August Wilhelm und Lieselotte Becht-Forschungspreis

Preisträger 2010

Die Beobachtungsstudie des Kardiologen Dr. med. Thomas Bitter vom Herz- und Diabeteszentrum NRW, Bad Oeynhausen mit dem Titel Adaptive Servoventilation therapy reduces the risk of malignant arrhythmic events in patients with congestive heart failure and Cheyne-Stokes respiration - an observational study wurde in Nürnberg mit dem August Wilhelm und Lieselotte Becht-Forschungspreis für das Jahr 2010 ausgezeichnet.

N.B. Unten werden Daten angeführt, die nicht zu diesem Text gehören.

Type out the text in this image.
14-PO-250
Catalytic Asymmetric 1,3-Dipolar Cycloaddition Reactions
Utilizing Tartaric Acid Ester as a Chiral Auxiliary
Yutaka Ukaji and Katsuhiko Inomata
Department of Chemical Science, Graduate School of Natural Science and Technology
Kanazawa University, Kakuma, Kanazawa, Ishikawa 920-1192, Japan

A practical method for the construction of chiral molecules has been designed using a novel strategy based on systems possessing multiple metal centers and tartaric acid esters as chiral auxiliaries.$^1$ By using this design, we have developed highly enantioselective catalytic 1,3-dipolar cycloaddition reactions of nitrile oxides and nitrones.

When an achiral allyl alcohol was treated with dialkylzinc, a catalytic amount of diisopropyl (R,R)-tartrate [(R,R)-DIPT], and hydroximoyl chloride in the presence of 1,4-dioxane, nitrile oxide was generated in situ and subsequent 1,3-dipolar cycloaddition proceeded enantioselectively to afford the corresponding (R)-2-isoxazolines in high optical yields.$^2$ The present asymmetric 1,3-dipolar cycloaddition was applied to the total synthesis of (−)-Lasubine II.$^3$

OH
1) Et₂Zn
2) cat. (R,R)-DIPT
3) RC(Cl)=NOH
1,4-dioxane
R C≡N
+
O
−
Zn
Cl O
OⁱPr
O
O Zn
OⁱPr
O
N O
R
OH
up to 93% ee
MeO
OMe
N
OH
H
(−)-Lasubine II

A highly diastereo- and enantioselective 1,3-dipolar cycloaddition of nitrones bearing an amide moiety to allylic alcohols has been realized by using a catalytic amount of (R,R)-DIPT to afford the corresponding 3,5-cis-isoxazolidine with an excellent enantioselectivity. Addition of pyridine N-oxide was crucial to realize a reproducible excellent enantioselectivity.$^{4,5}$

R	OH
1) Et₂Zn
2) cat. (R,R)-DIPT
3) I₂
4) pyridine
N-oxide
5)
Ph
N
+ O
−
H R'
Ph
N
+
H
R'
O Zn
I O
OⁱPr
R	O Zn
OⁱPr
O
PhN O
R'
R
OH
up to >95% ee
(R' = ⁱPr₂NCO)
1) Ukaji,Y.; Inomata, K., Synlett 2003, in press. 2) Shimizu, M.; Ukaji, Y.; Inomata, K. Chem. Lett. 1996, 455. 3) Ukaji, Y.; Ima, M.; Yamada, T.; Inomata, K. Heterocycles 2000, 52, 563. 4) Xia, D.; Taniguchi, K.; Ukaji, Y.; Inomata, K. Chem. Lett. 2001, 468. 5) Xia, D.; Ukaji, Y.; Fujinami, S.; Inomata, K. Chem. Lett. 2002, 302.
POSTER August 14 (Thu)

Der Preisträger Dr. Thomas Bitter

V.l.n.r.: Lieselotte Becht, Stifterin; Prof. Dr. Udo Sechtem, DGK-Tagungspräsident und Mitglied im Vorstand der Deutschen Stiftung für Herzforschung; Dr. Thomas Bitter, Preisträger; Prof. Dr. Hellmut Oelert, Deutsche Stiftung für Herzforschung.

Beobachtungsstudie: Atemtherapie verringert Herzrhythmusstörung
Dr. Bitter untersuchte 403 Patienten mit Herzschwäche und implantiertem Defibrillator (Implantable Cardioverter Defibrillator, ICD). Bei 182 Patienten wurde eine mittel- oder schwergradige Cheyne-Stokes-Atmung festgestellt. Bei dieser Atmungsstörung geht der Atemrhythmus mit zu- und abnehmender Atemtiefe und nachfolgenden Atempausen einher. Belegt ist, dass diese Atmungsstörung mit einer erhöhten Sterblichkeit verbunden ist. Bei 96 dieser Patienten gelang es, eine langfristige Atemtherapie während des Schlafs, die adaptive Servoventilation, zu etablieren. Dagegen lehnten 86 Patienten die Therapie ab.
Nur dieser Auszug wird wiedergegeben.